Washington (CNN)Predicting a health care crisis for millions of women if President Donald Trump and Congress move forward with the repeal of the Affordable Care Act, the leader of Planned Parenthood says she sees a growing movement to retain key elements of the law.
Cecile Richards: There will be a health crisis for women if ACA repealed
The Axe Files, featuring David Axelrod, is a podcast distributed by CNN and produced at the University of Chicago Institute of Politics. The author works for the podcast.
"I think we're seeing the most effective pushback ever on this issue," Cecile Richards told David Axelrod on "The Axe Files," a podcast from the University of Chicago Institute of Politics and CNN.
"It is no longer a theoretical bill; it is that [people] are now recognizing their kids aren't going to be able to stay on their health insurance, or that Congress just voted to end the birth-control benefit, or that women are no longer protected from preexisting conditions. It's becoming very personal and very real."

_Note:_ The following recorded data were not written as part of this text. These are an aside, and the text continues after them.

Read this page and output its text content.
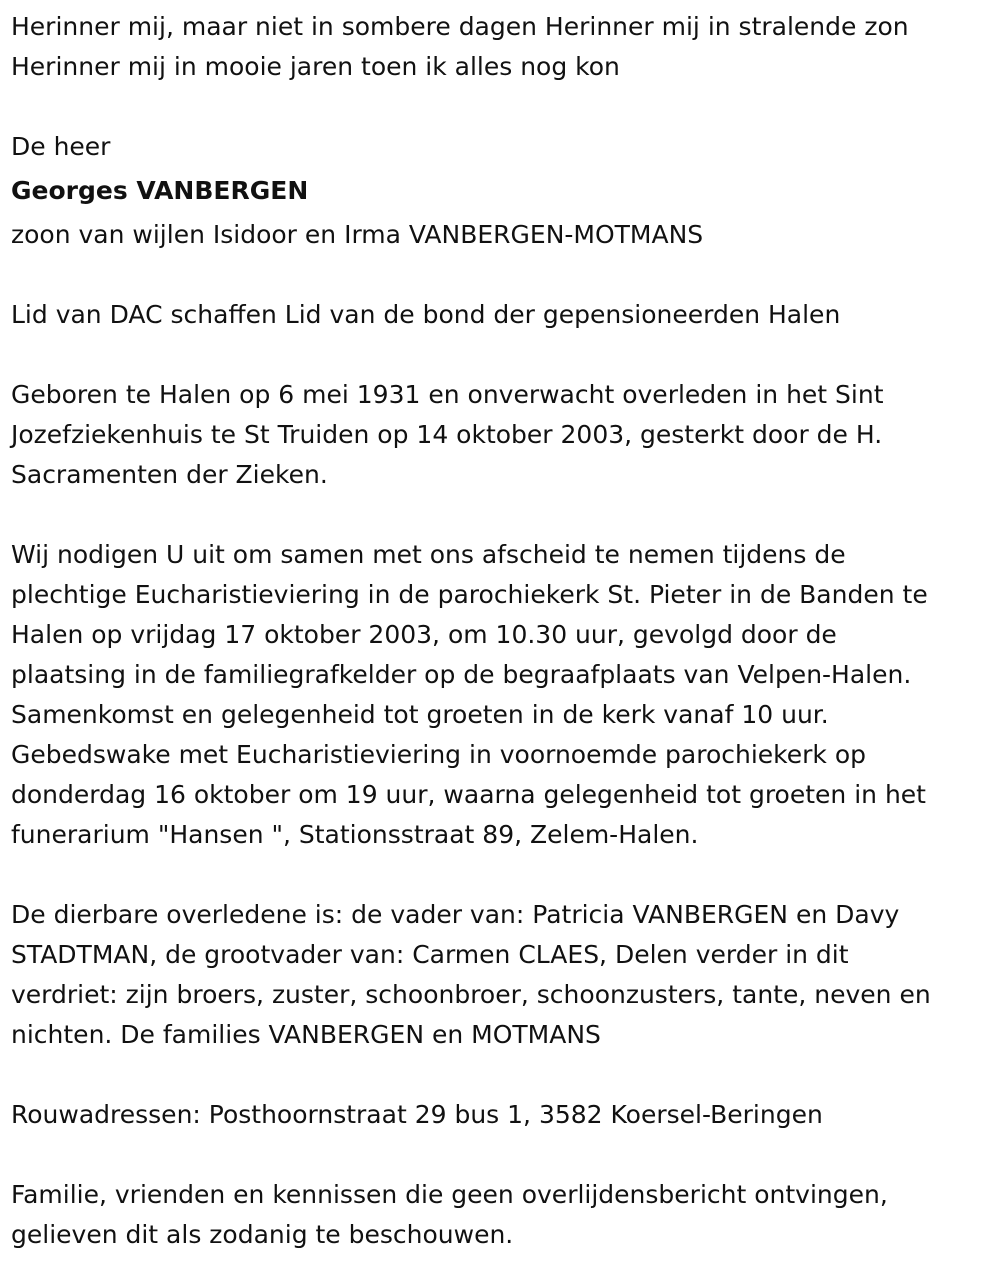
Herinner mij, maar niet in sombere dagen Herinner mij in stralende zon

Herinner mij in mooie jaren toen ik alles nog kon

De heer

Georges VANBERGEN

zoon van wijlen Isidoor en Irma VANBERGEN-MOTMANS

Lid van DAC schaffen Lid van de bond der gepensioneerden Halen

Geboren te Halen op 6 mei 1931 en onverwacht overleden in het Sint

Jozefziekenhuis te St Truiden op 14 oktober 2003, gesterkt door de H.

Sacramenten der Zieken.

Wij nodigen U uit om samen met ons afscheid te nemen tijdens de

plechtige Eucharistieviering in de parochiekerk St. Pieter in de Banden te

Halen op vrijdag 17 oktober 2003, om 10.30 uur, gevolgd door de

plaatsing in de familiegrafkelder op de begraafplaats van Velpen-Halen.

Samenkomst en gelegenheid tot groeten in de kerk vanaf 10 uur.

Gebedswake met Eucharistieviering in voornoemde parochiekerk op

donderdag 16 oktober om 19 uur, waarna gelegenheid tot groeten in het

funerarium "Hansen ", Stationsstraat 89, Zelem-Halen.

De dierbare overledene is: de vader van: Patricia VANBERGEN en Davy

STADTMAN, de grootvader van: Carmen CLAES, Delen verder in dit

verdriet: zijn broers, zuster, schoonbroer, schoonzusters, tante, neven en

nichten. De families VANBERGEN en MOTMANS

Rouwadressen: Posthoornstraat 29 bus 1, 3582 Koersel-Beringen

Familie, vrienden en kennissen die geen overlijdensbericht ontvingen,

gelieven dit als zodanig te beschouwen.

If Congress succeeds in defunding Planned Parenthood as part of its effort to repeal the health care law, it could inject chaos into a health system ill-equipped to absorb the millions of women whose access to care will suddenly be jeopardized, Richards warned.

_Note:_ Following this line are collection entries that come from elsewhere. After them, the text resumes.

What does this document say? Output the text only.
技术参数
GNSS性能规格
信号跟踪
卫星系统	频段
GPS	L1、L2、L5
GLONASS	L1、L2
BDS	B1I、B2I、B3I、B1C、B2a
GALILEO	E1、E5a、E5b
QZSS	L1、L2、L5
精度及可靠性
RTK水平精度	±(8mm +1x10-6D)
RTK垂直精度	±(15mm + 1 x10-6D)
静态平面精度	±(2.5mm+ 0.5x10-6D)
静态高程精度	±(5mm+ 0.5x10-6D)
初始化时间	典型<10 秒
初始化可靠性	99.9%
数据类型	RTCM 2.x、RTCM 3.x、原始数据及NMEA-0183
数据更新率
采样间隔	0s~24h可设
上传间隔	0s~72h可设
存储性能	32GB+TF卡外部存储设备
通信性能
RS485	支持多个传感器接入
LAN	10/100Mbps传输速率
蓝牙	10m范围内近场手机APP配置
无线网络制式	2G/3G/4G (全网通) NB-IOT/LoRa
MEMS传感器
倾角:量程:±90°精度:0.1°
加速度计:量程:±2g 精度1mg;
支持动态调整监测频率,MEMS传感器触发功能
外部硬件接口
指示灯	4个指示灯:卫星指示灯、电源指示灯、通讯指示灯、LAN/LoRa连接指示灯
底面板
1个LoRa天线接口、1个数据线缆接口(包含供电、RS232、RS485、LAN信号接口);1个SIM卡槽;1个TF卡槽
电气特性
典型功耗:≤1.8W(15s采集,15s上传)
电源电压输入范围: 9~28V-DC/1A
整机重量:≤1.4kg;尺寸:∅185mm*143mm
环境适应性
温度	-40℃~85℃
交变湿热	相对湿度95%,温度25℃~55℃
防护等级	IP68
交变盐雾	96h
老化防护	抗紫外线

"If they overturn the ACA, it is going to create havoc -- particularly for women in this country who have the least access to care," she said.
Richards suggested looking to Texas, a state that has dramatically slashed funding for family planning services over the past few years, in order to understand the adverse impacts that can stem from reducing funding to community health centers like Planned Parenthood, which then can be forced to close, depriving women of needed health services.
"We've seen a doubling of the maternal mortality rate for women in Texas," stated Richards. "This particularly is hitting low-income women, and women of color, particularly African-American women. We've seen less women being able to access birth control."
An irony of this, Richards suggests, is that cutting off funding to family planning services risks an increase in unintended pregnancies -- and the potential for their being terminated by an abortion -- at a time when the trend lines are moving in a positive direction.
"We're at a 30-year low for unintended pregnancy and a record low for teenage pregnancy," Richards said. "The thought that we would actually flip and go backwards is just unthinkable."
Planned Parenthood, the nation's single largest provider of abortions, has long been a target of Republicans who are opposed to the procedure on moral grounds. President Trump promised on the campaign trail to defund the organization, and House Speaker Paul Ryan recently announced that his conference will seek to do that as part of its repeal of the health care law.
Ryan suggested at a recent CNN town hall that other community health centers could help minimize the disruption that Richards says will occur if Planned Parenthood is defunded. Richards, however, says that community health centers have cautioned that they "cannot possibly absorb the patients that Planned Parenthood takes care of. And that's true all across the board."
Richards also argues that Planned Parenthood does more than perform abortions. It also provides up to two million women nationwide with affordable preventive health services like cancer screenings, sexually transmitted infection testing and prevention, and family planning assistance. Women will be harmed, Richards says, if legislative bodies succeed in restricting access to those services.
"The more restrictions that are passed by Congress -- by these states -- it's not making women healthier; it's not even reducing abortion," she said. "It's actually making women less safe."